SCHWEINFURT

Zehn Kilo schlechtes Gras?

Gegen zwei Angeklagte sollte am Mittwoch der Prozess um Rauschgifthandel in größerem Stil vor der Großen Strafkammer des Landgerichts Schweinfurt beginnen. Einem 39-Jährigen wird Dealerei mit 16,5 Kilogramm „Gras“ und 600 Gramm Amphetamin vorgeworfen. Er war krankheitsbedingt aber nicht da – sein Verfahren wurde abgetrennt, informiert der Vorsitzende.

6000 Euro pro Kilo „Gras“

So sitzt der Jüngere (30) alleine vor der Strafkammer und lässt über seinen Verteidiger alle Anklagevorwürfe bestreiten, wonach er ab 2014 bis Mitte 2015 an zwei drogenabhängige Dealer in mindestens zehn Fällen je ein Kilogramm Marihuana verkauft haben soll – zum Preis von jeweils 6000 Euro. Die Geschäfte sollen jeweils in der Schweinfurter Wohnung eines der Abnehmer stattgefunden haben.

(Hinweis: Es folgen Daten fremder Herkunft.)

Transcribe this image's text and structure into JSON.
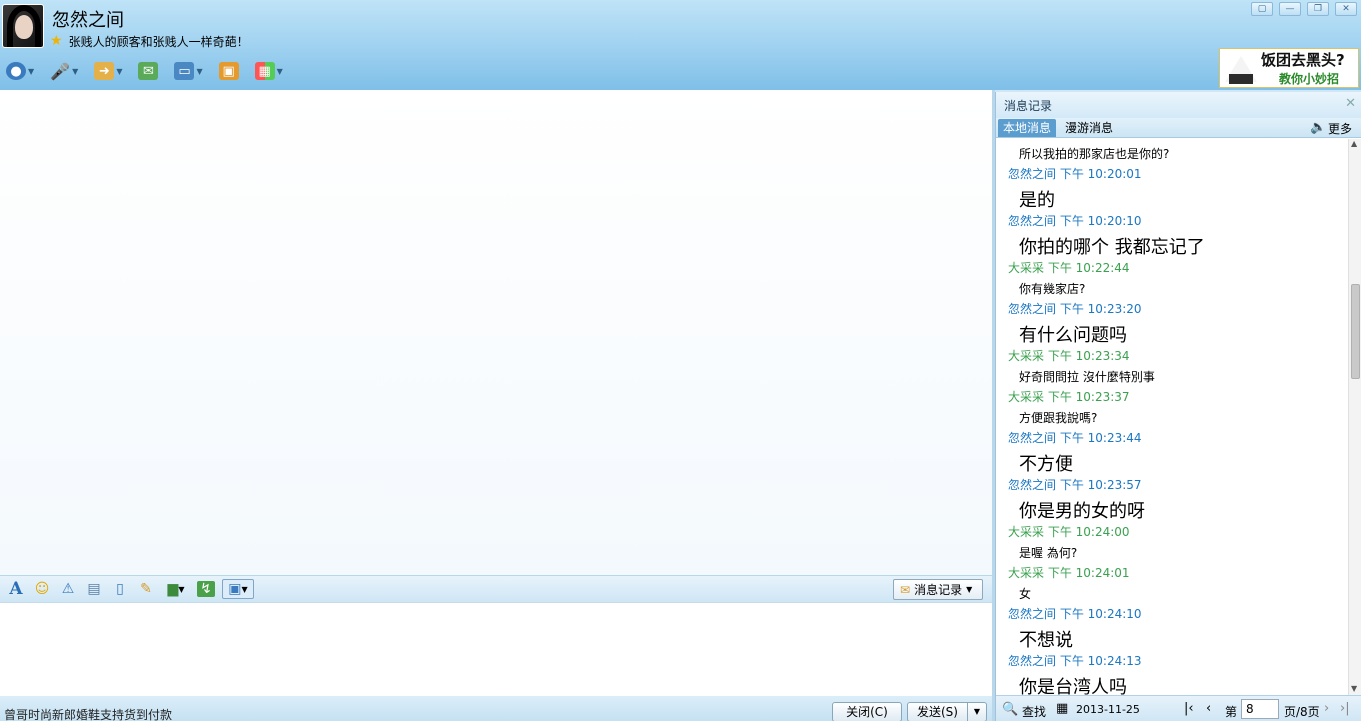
{
  "window": {
    "title": "忽然之间",
    "signature": "张贱人的顾客和张贱人一样奇葩！",
    "controls": [
      "▢",
      "—",
      "❐",
      "✕"
    ]
  },
  "toolbar": {
    "items": [
      {
        "name": "video-call",
        "icon": "webcam-icon",
        "color": "#3a7bbf"
      },
      {
        "name": "voice-call",
        "icon": "microphone-icon",
        "color": "#4a7fb0"
      },
      {
        "name": "file-transfer",
        "icon": "folder-icon",
        "color": "#d79b2c"
      },
      {
        "name": "send-sms",
        "icon": "message-icon",
        "color": "#4aa14a"
      },
      {
        "name": "remote-assist",
        "icon": "monitor-icon",
        "color": "#3a7bbf"
      },
      {
        "name": "screen-share",
        "icon": "screen-share-icon",
        "color": "#e49a2c"
      },
      {
        "name": "apps",
        "icon": "apps-grid-icon",
        "color": "#6d6"
      }
    ]
  },
  "ad": {
    "line1": "饭团去黑头?",
    "line2": "教你小妙招"
  },
  "input_toolbar": {
    "history_label": "消息记录"
  },
  "bottom": {
    "ad_text": "曾哥时尚新郎婚鞋支持货到付款",
    "close_label": "关闭(C)",
    "send_label": "发送(S)"
  },
  "history": {
    "title": "消息记录",
    "tab_local": "本地消息",
    "tab_roam": "漫游消息",
    "more_label": "更多",
    "messages": [
      {
        "type": "body",
        "size": "small",
        "text": "所以我拍的那家店也是你的?"
      },
      {
        "type": "head",
        "who": "self",
        "text": "忽然之间 下午 10:20:01"
      },
      {
        "type": "body",
        "size": "big",
        "text": "是的"
      },
      {
        "type": "head",
        "who": "self",
        "text": "忽然之间 下午 10:20:10"
      },
      {
        "type": "body",
        "size": "big",
        "text": "你拍的哪个   我都忘记了"
      },
      {
        "type": "head",
        "who": "other",
        "text": "大采采 下午 10:22:44"
      },
      {
        "type": "body",
        "size": "small",
        "text": "你有幾家店?"
      },
      {
        "type": "head",
        "who": "self",
        "text": "忽然之间 下午 10:23:20"
      },
      {
        "type": "body",
        "size": "big",
        "text": "有什么问题吗"
      },
      {
        "type": "head",
        "who": "other",
        "text": "大采采 下午 10:23:34"
      },
      {
        "type": "body",
        "size": "small",
        "text": "好奇問問拉 沒什麼特別事"
      },
      {
        "type": "head",
        "who": "other",
        "text": "大采采 下午 10:23:37"
      },
      {
        "type": "body",
        "size": "small",
        "text": "方便跟我說嗎?"
      },
      {
        "type": "head",
        "who": "self",
        "text": "忽然之间 下午 10:23:44"
      },
      {
        "type": "body",
        "size": "big",
        "text": "不方便"
      },
      {
        "type": "head",
        "who": "self",
        "text": "忽然之间 下午 10:23:57"
      },
      {
        "type": "body",
        "size": "big",
        "text": "你是男的女的呀"
      },
      {
        "type": "head",
        "who": "other",
        "text": "大采采 下午 10:24:00"
      },
      {
        "type": "body",
        "size": "small",
        "text": "是喔 為何?"
      },
      {
        "type": "head",
        "who": "other",
        "text": "大采采 下午 10:24:01"
      },
      {
        "type": "body",
        "size": "small",
        "text": "女"
      },
      {
        "type": "head",
        "who": "self",
        "text": "忽然之间 下午 10:24:10"
      },
      {
        "type": "body",
        "size": "big",
        "text": "不想说"
      },
      {
        "type": "head",
        "who": "self",
        "text": "忽然之间 下午 10:24:13"
      },
      {
        "type": "body",
        "size": "big",
        "text": "你是台湾人吗"
      }
    ],
    "footer": {
      "search_label": "查找",
      "date": "2013-11-25",
      "page_prefix": "第",
      "page_value": "8",
      "page_suffix": "页/8页"
    }
  }
}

Schwer belastet wird der Angeklagte von einem 28-Jährigen, der ihm zusammen mit einem gleichfalls drogensüchtigen Kumpel damals das „Gras“ abgenommen habe, sagt dieser nun als Zeuge. „Wir waren damals total abhängig“, sagt er. Mehrere Gramm hätten sie konsumiert und versucht, ihre eigene Sucht durch Verkäufe an andere in der Szene zu finanzieren.

Schlechte Ware – feucht und klumpig

Die Ware des Angeklagten sei aber meist recht schlecht gewesen, feucht und klumpig, das hätten auch ihre Kunden moniert. Er habe aber nicht gewagt, den Lieferanten zu wechseln. Der Angeklagte sei im Ruf gestanden, auch rabiat zu werden. Den Stoff habe er auf Kommission bekommen und in Abständen – je nachdem wie die Verkäufe liefen – bezahlt. Schulden habe er bei dem Angeklagten nie gemacht. Das habe er nicht gewagt. Bei finanziellen Engpässen habe er sich lieber von Verwandten Geld geliehen.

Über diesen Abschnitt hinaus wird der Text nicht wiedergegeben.